Jennie'den;
Uçak sonunda Fransa'ya varmıştı. Hayallerimin ülkesine böyle boktan bir sebep yüzünden gitmek kalbimi acıtsa da belki Jungkook ile de gelirim diye düşündüm. Bavulumu elime alıp telefonumdan Bay Yang'ın attığı konuma girdim. Ev de tek yaşamak o kadar ürkütücüydü ki. Eğer bir şey olursa bile yanımda kimse olmayacaktı.
Tanrım, ben hiç bu yönden düşünmemiştim.
Taksi ile konumun olduğu yere geldiğim de evin dış görünüşü hiçte ürkütücü değildi. Tabii ilk gözüme olmazsa olmaz Fransız balkonu çarpmıştı. Ve apartman olduğu için az da olsa rahattım. Sonuçta insanlarla iç içe daha iyi gibi. Bina'ya girdim ve ilk katta ev sahibi yazılı kapı görünce oraya ilerledim. Kapıyı çaldım. Yaşlı bir kadın açmıştı. Az da olsa okuldan Fransızcam vardı. Bununla idare edecektim.
Yaşlı kadına buraya yeni geldiğimi söylediğim de gayet içten bir gülümseme sunmuştu. Bana anahtarı verdi ve birlikte oturacağım evin katına çıktık.
"Burası oğlumun evi. Uzun bir tatile çıktılar, o yüzden eşyalar var. Dilediğin gibi kullanabilirsin. Ha bu arada yenisin diye Fransız yemeklerini tatmanın istemedim. Ramenler var. Dilediğin gibi ye."
Kadına teşekkür edip içeri geçmiştim. Kapıyı kapatıp bavulu girişe koydum. Evi gezmek istedim. Geniş bir evdi ama böyle büyük bir evde yaşamak hala beni korkutuyordu.
Bir tane odaya yerleşmiştim. Pijamalarımı üstüme geçirip içeri geçip koltuğa kurulmuştum. Ev ile sıcak bir iletişim kurmak istiyordum resmen şuan.
Evet Jennie Kim, yalnızlığa 'merhaba' de.
Sabah 8:30
Gözümü aramadığım da alışık olmadığım bir yerde uyanmıştım normal olarak. Mutfağa ilerleyip Kore'den getirdiğim gevreği çıkardım çantamdan. Sütün içine döküp yemeye başladım. Bittiğin de bugün biraz gezmeyi planlıyordum.
Üstüme kalın birşeyler giymiştim. Hava soğuktu. Montumu da giyip evin kapısını kilitleyip çıktım.

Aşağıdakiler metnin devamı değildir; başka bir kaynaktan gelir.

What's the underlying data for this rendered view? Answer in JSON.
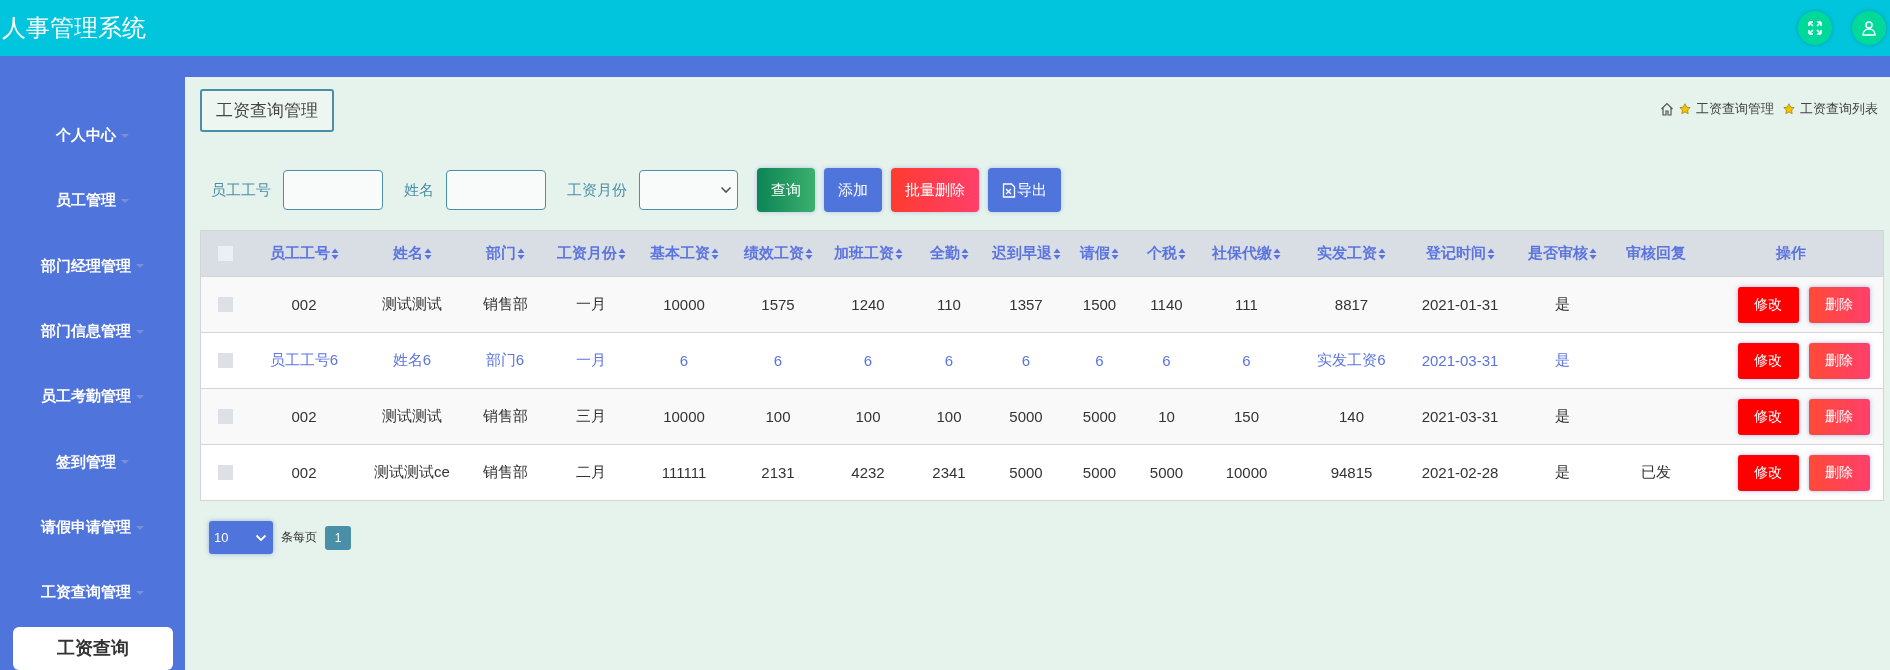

Fransa'nın büyüleyici alışveriş mağazaları, sokakları, evleri ve tabiki balkonları beni başka bir dünyaya götürmüştü. İlerlemeye başladım. Ve herkesin gittiği bir tepe gördüm. Oraya gittim.
Sanırım hayatım da gördüğüm en güzel görüntü buydu. Eyfel Kulesi net bir şekilde görüyordum. Bırak net görmeyi canlı bir şekilde görüyordum.
Eyfel'i yakından görmek için biraz erkendi. Bu yüzden mağazalara girmeyi tercih ettim. Biraz daha oyalandıktan eve gitmeye karar verdim.
Eve vardığım da anahtarı çıkarıp deliğe sokmuştum. Ama evden çıkarken kilitlediğime eminim ve şuan kilit açmadan eve girmiştim.
İçeri girip ışıkları yaktım, salonun ışığı yanıktı. Elime bir vazo geçirip evde kim varsa ona vurmayı planlıyordum.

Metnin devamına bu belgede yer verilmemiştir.